UNDP Cambodia country representative Nick Beresford said the Australian government and UNDP provided the tablets to help expand the scope of the social protection system to ensure registered families receive the cash-transfer support.

Deutsche Gesellschaft fur Internationale Zusammenarbeit (GIZ), a German international development organisation, also donated €1 million ($1.14 million).

“It’s a contribution to broaden the UN’s social protection work and build a partnership with GIZ to assist the Cambodian government in building a fully digital household identification system,” Beresford said.

Australian Ambassador to Cambodia Pablo Kang said the Australian government is proud that the support over the last 10 years, including the provision of the tablets, has helped to build and maintain a system to identify poor households.

“Due to the current poor household identification programme, cash subsidies are helping to stabilise the economy and society during this crisis.

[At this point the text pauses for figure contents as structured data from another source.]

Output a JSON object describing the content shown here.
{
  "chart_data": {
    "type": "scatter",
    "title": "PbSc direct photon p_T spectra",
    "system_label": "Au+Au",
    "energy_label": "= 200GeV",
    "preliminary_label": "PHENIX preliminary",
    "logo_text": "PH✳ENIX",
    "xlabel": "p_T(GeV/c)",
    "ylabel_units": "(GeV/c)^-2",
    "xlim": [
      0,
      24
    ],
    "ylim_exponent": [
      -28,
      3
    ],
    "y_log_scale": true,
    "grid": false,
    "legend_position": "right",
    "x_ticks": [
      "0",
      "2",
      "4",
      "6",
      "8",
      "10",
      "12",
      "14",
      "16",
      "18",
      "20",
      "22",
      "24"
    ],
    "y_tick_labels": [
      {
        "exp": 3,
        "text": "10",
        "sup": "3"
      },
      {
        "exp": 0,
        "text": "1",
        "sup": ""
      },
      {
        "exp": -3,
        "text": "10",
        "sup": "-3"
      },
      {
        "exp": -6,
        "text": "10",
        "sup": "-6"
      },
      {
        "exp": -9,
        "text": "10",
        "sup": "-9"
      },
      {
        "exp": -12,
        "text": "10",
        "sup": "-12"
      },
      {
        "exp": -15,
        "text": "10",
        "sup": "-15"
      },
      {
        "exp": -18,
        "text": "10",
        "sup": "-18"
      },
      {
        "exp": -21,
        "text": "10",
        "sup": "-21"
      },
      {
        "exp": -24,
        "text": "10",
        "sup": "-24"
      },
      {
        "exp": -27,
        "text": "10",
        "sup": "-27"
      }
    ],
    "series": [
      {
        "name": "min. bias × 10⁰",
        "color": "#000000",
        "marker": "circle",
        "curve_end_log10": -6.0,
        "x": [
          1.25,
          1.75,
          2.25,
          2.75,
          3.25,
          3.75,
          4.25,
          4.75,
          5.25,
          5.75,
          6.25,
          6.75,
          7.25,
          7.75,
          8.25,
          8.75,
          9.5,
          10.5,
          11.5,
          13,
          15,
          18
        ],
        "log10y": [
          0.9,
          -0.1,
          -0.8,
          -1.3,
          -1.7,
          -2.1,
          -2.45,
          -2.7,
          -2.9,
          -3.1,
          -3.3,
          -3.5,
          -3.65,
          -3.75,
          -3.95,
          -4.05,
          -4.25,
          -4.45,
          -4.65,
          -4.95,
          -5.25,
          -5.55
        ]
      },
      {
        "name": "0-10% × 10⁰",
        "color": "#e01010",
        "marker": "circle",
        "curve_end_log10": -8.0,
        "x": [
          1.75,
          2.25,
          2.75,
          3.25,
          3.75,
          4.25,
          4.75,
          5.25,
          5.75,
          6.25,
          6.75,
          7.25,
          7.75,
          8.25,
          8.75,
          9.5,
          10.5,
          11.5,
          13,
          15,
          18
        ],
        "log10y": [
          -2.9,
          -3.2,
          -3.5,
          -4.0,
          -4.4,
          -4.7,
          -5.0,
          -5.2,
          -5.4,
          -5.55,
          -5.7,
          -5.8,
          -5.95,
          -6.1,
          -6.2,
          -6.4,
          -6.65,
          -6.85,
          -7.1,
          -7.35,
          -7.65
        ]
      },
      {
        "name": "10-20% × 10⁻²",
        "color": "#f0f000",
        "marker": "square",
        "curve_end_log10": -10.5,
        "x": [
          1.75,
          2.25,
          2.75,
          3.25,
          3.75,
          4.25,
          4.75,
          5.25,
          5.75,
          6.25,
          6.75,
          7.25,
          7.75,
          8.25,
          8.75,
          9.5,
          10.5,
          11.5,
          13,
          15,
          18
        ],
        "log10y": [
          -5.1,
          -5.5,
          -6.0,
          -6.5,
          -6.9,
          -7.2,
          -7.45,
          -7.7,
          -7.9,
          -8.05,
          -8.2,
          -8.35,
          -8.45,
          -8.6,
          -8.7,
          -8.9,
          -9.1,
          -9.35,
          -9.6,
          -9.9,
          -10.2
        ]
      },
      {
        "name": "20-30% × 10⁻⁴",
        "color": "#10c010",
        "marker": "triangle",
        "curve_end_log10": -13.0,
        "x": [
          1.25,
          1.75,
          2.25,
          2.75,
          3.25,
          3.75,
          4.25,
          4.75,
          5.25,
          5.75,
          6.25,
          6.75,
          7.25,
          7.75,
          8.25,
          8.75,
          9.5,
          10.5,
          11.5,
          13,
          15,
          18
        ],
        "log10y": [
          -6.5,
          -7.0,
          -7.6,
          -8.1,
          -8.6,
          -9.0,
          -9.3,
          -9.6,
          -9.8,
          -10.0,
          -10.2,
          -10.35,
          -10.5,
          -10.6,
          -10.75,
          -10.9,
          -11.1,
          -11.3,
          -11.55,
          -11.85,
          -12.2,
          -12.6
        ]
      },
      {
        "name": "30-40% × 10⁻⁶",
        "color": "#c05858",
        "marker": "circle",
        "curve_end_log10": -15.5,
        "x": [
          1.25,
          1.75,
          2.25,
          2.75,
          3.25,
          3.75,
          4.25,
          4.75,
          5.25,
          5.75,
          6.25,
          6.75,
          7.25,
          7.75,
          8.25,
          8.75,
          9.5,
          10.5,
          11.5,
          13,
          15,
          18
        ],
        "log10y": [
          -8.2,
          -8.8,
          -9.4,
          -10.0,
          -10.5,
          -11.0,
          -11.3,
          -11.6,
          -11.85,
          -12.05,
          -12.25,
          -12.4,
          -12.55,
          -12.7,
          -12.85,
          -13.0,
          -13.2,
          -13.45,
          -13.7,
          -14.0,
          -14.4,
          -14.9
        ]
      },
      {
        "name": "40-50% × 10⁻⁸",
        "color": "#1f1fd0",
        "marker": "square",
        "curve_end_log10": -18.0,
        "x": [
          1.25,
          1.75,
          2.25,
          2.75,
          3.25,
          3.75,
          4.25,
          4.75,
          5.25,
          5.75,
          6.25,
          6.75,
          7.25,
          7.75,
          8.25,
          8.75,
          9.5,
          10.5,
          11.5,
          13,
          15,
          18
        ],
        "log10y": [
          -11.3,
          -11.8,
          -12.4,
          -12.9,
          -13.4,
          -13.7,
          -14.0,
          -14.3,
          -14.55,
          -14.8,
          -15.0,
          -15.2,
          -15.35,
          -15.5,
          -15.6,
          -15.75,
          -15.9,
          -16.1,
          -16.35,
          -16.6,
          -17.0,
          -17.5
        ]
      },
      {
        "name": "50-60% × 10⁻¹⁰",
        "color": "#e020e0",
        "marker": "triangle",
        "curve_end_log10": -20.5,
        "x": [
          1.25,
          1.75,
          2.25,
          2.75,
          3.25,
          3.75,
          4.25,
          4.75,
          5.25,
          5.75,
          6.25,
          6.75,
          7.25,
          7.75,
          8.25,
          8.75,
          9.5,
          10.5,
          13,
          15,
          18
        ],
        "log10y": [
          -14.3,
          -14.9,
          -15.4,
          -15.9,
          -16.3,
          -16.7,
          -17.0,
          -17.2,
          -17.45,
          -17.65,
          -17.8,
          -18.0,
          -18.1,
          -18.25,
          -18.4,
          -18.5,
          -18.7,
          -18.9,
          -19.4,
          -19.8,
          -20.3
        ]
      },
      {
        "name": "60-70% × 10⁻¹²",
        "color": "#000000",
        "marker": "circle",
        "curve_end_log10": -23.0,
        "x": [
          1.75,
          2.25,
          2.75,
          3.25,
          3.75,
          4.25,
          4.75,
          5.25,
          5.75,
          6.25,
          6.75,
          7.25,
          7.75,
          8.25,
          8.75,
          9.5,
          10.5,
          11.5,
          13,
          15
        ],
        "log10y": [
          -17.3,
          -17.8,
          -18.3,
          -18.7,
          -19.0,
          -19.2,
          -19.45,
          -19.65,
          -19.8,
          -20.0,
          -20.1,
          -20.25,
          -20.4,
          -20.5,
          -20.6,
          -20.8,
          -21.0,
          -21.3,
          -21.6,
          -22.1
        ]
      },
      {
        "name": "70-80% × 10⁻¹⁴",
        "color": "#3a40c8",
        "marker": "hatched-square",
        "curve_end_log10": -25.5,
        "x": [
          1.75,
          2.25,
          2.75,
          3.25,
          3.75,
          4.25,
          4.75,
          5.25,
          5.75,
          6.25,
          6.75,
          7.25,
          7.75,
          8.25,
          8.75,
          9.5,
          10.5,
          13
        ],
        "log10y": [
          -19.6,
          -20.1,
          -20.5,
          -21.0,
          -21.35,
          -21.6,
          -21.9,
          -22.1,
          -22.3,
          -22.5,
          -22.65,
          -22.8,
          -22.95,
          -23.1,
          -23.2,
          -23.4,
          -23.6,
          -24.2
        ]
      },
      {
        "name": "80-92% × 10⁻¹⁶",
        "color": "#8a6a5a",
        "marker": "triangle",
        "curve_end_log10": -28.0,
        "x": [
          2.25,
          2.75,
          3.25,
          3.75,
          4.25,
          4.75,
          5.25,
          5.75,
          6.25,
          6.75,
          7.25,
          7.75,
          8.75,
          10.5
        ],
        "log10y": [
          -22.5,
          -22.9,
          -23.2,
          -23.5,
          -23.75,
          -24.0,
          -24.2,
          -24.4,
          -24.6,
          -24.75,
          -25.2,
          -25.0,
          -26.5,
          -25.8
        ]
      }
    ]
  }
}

“At the same time, it provides support to the poorest people in Cambodia by using transparent criteria, which is a good result of equity arising from the implementation of the development cooperation programme between the Kingdom and Australia for many years,” Kang said.

The Ministry of Planning ‘s Directorate General of Planning director Theng Panhathorn is producing a report on the progress of implementation.

He said more than 90 per cent of the 560,000 families identified thus far have already withdrawn their subsidy money.